Week 4: UI polish, error handling, and deployment. We set up monitoring with Sentry and logged token usage to a dashboard. The client launched with a single AI feature, not a suite of AI tools.
Result: The MVP worked reliably, costs were under $200/month for the first 200 paying users, and the client got feedback that users wanted more control over the tone of descriptions. That feedback shaped the next iteration.
If you're building a similar product, our SaaS MVP development services can help you avoid common pitfalls.
The Future: LLMs as a Component, Not a Product
The biggest mistake I see is founders building a product that is just a wrapper around an LLM. A chatbot that only works because of GPT-4, a writing assistant that is essentially a fine-tuned model with a UI. These products have no moat. As models improve and prices drop, the wrapper becomes commoditized.
Instead, think of LLMs as a component in a larger system. The value of your product should come from your unique data, your workflow, your integrations, or your user experience.
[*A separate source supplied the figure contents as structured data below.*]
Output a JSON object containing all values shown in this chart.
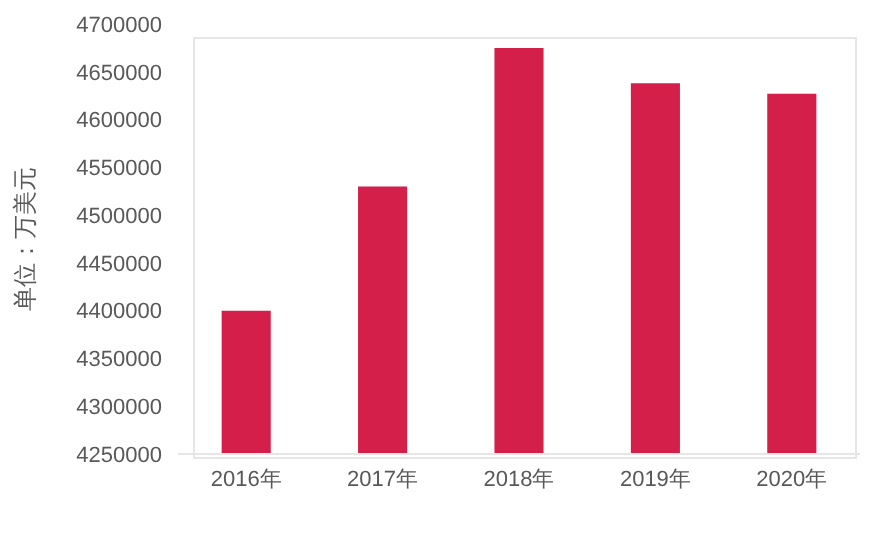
{
  "chart_data": {
    "type": "bar",
    "ylabel": "单位：万美元",
    "categories": [
      "2016年",
      "2017年",
      "2018年",
      "2019年",
      "2020年"
    ],
    "values": [
      4400000,
      4530000,
      4675000,
      4638000,
      4627000
    ],
    "color": "#d41f4a",
    "ylim": [
      4250000,
      4700000
    ],
    "yticks": [
      4250000,
      4300000,
      4350000,
      4400000,
      4450000,
      4500000,
      4550000,
      4600000,
      4650000,
      4700000
    ],
    "grid": false,
    "legend": false
  }
}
The LLM is just a tool to make a specific task faster or better. For example, Stripe uses LLMs to help merchants generate refund reasons, but Stripe's core value is payment processing, not AI.
Focus on solving a real problem for a specific audience. If an LLM helps, great. But don't bet your entire product on a single model or provider. Design your architecture so you can swap models, add fallbacks, and turn off AI features without breaking the rest of the app.
How to Evaluate LLM Tools Without Getting Distracted
Every week a new AI tool launches: LangChain, LlamaIndex, vector databases, agent frameworks. Many are useful, but most are overkill for an early-stage SaaS. Here's a simple evaluation framework:
- Does it solve a problem you have right now? If not, skip it. Don't adopt a tool because it's trendy.
- Can you replicate the functionality with a simple API call + a few lines of code? If yes, don't add a dependency. You can always add it later.
- What happens if the tool shuts down or changes pricing? Prefer tools with clear APIs and open standards.
- Does it reduce your development time by at least 2x? If not, the integration cost may not be worth it.
For most MVPs, you need just an LLM provider (OpenAI, Anthropic), a way to store and retrieve data (PostgreSQL, Vercel KV), and maybe a simple streaming library. That's it. Save the complex orchestration for when you have thousands of users and specific failure modes to handle.
I love LLMs because they let me build features that were impossible a few years ago. But I hate the hype that makes founders think they need to be an AI company to succeed. You don't. You need to build something people want, and sometimes that includes a smart text generator. Use LLMs as a tool, not a mission.